Sing if it helps, but before you begin your side business make sure you are taking into consideration cost of materials, realistic expectations about development and shipping, and optimum prices for making a profit while keeping costs realistic for your customers. While you’re at it, determine goals including the profit your side hustle would need to bring in to replace your full or part time jobs.
The 24 hours in a day tip
While figuring out the numbers, figure out quality of life too. How much time is realistic to devote to your side business? Consider not only paid-gig time constraints, but also the needs of family and friends, and of course yourself. How many hours a week can you devote to creating your product? Factor in time to source supplies, time for advertising, time spent selling, and time spent fulfilling orders.

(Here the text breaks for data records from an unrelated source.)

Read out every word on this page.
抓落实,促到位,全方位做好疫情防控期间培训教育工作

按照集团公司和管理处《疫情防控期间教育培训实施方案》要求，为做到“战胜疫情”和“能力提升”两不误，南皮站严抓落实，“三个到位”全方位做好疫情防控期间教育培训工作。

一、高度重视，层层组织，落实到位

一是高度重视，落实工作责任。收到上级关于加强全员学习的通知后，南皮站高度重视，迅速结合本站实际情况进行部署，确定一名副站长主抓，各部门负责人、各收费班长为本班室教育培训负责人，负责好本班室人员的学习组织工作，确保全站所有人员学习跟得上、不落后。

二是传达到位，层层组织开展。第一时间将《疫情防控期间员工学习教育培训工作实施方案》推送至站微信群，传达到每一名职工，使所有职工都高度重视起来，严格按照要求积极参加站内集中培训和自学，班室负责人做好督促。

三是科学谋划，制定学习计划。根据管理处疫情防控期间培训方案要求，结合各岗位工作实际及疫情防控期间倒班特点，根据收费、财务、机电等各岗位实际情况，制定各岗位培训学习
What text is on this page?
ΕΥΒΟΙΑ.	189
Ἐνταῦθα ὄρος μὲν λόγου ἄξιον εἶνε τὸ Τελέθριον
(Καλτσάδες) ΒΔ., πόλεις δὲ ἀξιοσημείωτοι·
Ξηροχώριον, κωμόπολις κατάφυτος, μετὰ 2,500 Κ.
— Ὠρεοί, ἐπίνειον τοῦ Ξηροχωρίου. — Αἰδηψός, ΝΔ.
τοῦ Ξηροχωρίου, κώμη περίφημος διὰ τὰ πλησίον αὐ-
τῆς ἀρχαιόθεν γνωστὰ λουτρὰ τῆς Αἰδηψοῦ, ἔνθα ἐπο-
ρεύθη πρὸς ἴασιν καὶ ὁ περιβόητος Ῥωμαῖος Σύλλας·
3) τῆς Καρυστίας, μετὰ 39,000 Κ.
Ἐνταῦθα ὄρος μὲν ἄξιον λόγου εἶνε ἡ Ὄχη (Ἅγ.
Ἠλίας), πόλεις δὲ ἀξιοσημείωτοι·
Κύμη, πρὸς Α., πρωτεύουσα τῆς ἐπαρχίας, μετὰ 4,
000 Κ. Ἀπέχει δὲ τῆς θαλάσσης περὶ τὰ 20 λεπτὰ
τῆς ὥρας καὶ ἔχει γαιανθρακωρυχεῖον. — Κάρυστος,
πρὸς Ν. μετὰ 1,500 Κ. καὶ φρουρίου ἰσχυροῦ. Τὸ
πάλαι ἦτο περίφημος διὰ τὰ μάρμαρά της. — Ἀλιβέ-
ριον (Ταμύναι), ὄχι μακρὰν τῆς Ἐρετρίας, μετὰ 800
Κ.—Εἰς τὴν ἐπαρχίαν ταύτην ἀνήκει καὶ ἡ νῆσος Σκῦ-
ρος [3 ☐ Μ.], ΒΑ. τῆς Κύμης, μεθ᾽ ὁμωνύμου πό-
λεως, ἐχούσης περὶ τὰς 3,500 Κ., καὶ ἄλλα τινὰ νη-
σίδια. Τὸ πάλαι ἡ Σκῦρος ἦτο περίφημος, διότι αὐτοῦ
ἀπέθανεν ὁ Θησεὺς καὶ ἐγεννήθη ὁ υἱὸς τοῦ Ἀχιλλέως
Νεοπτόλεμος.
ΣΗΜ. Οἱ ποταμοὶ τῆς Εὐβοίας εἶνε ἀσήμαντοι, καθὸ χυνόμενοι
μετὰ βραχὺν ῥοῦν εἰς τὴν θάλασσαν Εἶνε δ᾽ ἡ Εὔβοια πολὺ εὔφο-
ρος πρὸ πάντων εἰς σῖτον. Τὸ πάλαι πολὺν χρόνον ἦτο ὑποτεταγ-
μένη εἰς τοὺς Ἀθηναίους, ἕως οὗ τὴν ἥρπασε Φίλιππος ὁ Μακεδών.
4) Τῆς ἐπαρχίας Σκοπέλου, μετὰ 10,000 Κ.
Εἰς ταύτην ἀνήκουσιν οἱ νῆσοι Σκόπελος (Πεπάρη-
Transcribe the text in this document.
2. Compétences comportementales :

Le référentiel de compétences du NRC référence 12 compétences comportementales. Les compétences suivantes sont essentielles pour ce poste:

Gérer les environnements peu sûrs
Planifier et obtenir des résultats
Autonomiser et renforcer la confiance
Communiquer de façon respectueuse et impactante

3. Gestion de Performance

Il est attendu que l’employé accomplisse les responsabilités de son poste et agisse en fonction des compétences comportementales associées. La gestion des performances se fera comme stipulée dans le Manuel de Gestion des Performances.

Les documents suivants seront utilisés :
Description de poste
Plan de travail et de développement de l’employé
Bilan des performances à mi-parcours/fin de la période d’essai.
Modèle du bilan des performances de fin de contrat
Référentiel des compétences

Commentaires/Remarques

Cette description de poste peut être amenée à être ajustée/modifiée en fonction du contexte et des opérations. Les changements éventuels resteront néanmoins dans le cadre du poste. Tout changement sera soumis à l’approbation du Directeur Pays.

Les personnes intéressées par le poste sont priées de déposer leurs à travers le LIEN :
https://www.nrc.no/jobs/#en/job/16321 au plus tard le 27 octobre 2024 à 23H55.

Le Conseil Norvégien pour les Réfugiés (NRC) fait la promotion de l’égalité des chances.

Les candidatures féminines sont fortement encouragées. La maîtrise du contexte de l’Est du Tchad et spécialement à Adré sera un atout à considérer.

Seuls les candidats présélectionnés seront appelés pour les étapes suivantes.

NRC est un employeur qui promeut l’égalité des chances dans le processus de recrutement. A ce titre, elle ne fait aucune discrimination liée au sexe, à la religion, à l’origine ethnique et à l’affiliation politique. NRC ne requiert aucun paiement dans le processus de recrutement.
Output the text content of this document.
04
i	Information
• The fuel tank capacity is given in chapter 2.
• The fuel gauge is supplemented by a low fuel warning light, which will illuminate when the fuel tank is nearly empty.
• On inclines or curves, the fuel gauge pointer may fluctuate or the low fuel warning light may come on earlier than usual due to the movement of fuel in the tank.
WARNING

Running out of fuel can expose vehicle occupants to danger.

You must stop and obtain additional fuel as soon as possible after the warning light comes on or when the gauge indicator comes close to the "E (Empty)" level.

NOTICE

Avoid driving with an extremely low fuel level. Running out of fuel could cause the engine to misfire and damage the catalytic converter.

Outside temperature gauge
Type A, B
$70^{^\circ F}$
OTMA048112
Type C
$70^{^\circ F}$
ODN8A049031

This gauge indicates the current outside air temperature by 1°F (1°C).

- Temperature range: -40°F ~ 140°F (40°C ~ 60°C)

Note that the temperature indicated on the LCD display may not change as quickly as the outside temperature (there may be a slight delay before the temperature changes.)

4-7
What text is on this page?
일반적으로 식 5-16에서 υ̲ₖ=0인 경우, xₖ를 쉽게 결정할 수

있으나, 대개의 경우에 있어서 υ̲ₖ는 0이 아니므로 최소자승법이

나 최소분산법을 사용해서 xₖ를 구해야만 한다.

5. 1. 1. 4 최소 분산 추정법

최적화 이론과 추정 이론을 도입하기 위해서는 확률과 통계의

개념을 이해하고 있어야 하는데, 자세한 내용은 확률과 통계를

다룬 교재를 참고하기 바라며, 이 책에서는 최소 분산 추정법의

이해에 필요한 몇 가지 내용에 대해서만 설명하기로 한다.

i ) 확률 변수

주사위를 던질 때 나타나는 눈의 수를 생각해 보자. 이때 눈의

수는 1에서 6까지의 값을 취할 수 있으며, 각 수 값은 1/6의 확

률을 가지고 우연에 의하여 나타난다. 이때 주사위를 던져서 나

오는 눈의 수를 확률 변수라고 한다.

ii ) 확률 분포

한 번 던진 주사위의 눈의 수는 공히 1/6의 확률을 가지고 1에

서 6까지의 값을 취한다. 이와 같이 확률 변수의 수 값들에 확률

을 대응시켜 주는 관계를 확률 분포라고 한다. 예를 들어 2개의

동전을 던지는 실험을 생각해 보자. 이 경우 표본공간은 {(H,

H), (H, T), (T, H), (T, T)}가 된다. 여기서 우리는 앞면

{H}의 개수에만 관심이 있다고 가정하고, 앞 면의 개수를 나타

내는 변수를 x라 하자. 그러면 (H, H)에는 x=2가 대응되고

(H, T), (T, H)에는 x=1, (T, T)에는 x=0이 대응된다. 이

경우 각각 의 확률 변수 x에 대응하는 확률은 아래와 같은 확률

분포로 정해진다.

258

Tools such as Solo Hustle can help streamline some of the necessities of running a business. For instance, easy-to-launch landing pages are a great way to help potential customers find your business. If farmers markets are key to sales, a system like Solo Hustle can facilitate on-site payments and simplify bookkeeping.
The scale realistically tip
You don’t need to take the industry by storm right out of the gate. As your side hustle grows it can be tempting to start investing some of your revenue in the trappings of a “successful” business. But consider what’s going to really move the needle on your growth. Do your customers care whether or not you have a brick and mortar storefront? If not, don’t spend your hard earned profits on rent and furniture. So where should you focus investments first?
Marketing and branding. If customers can’t find you, they can’t buy from you. Consider where your most lucrative customers are and invest in ways to reach them there. A tool like Solo Hustle can assist with email campaigns, web sites, and product catalogs.
Legal needs. Spend a little upfront to ensure your brand is trademarked and protected and you are managing your business correctly. Seek financial advice for the best way to manage taxes. Solo Hustle can track mileage, invoices, and more to make quarterly tax payments easy and accurate.
Tools and technology. Prioritize tools that are multi-functional and make your side business more productive and profitable. If your production line is holding you back, look for options that will speed up the process to increase your inventory. Tools like Solo Hustle solve multiple headaches—from marketing, to accounting, to sales and order management. That frees up time to focus on new product development and continue your growth.
With the right mindset and the right tools, your side hustle can soon become your only hustle.